Cameroonian journalist

Thomas Awah or Thomas Awah, Jr. is an activist and journalist from Cameroon born in 1969. Awah was arrested in 2017 and sentenced to 11 years imprisonment on charges of terrorism, spreading false news, hostility to the fatherland, secession, insurrection and revolution.

== Activism ==
Awah is a journalist and a former correspondent for Equinoxe TV and Afrik 2 Radio. He is openly affiliated with the Cameroon Anglophone Movement (CAM), which advocates for Anglophone self-determinism, and has taken part in Angolophone protests as well as reported on them as a journalist.

== Arrest and Sentence ==
Awah was arrested during a "Ghost Town" demonstration, when Anglophone residents closed their businesses as a form of protest. Awah was hoping to interview residents of Bamenda City for Afrik 2 Radio, when he was stopped by officers and arrested in possession of documents from the secessionist Southern Cameroons National Council (SCNC).
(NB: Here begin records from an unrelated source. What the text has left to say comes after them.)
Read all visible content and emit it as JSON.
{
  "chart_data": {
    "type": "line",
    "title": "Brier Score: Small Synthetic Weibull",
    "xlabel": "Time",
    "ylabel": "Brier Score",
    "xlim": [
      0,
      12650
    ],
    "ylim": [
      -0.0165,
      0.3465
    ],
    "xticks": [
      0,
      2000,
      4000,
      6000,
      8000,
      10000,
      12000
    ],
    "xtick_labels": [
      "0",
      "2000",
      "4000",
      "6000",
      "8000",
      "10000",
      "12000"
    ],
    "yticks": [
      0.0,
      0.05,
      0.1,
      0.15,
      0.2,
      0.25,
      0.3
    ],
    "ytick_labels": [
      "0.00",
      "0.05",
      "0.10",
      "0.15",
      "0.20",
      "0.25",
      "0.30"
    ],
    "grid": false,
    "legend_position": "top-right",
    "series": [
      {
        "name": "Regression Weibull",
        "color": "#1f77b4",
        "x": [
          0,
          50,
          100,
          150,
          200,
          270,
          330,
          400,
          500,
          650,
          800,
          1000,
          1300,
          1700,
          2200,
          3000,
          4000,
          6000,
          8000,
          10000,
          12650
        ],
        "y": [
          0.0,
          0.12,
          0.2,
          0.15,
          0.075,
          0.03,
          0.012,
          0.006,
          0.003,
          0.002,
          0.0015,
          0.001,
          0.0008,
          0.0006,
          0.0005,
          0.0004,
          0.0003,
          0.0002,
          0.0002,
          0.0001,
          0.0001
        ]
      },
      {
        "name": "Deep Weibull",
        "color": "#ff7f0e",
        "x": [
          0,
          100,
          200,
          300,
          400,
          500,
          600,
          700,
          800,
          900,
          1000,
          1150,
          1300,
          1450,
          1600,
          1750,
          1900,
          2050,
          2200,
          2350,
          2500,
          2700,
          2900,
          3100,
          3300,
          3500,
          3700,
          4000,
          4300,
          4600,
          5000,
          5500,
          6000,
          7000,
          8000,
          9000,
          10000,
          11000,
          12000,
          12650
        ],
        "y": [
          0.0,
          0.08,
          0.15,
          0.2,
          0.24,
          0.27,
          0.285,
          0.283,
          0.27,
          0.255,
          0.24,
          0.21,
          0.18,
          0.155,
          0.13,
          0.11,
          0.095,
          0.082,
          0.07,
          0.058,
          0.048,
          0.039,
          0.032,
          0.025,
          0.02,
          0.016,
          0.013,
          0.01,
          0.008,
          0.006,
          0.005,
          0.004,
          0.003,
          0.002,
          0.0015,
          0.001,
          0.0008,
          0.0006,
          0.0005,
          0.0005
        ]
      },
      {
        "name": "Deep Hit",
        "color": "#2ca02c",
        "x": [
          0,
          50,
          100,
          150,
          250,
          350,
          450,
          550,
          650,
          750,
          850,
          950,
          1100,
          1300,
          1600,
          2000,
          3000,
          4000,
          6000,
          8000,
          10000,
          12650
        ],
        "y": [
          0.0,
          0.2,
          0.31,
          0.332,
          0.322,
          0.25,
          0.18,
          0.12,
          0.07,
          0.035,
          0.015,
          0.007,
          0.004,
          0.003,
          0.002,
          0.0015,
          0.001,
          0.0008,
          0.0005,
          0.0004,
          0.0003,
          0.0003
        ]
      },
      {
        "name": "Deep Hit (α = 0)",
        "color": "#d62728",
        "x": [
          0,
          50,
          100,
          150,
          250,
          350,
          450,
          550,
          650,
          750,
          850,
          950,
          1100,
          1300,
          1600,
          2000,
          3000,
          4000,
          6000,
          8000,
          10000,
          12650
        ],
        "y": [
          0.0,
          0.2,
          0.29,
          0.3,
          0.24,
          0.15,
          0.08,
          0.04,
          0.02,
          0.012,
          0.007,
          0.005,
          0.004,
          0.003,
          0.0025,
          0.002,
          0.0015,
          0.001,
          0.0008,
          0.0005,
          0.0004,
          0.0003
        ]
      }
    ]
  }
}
The SCNC was banned by the government weeks later, claiming they put the state's security at risk. After he was arrested, Awah was interrogated about the Anglophone movement and sent to Kondengui Central Prison to be held in pre-trial detention.

Awah was tried alongside eight other detainees linked to the Anglophone movement. Since being convicted, Awah has been returned to the Kondengui Central Prison in Yaoundé, and suffers from tuberculosis, toxoplasmosis, and pneumonia, which have been worsened by the conditions of his imprisonment.

== International Response ==
The international human rights organization Freedom Now and the law firm Dechert LLP filed a petition with the UN Working Group on Arbitrary Detention on Awah's behalf in October 2020.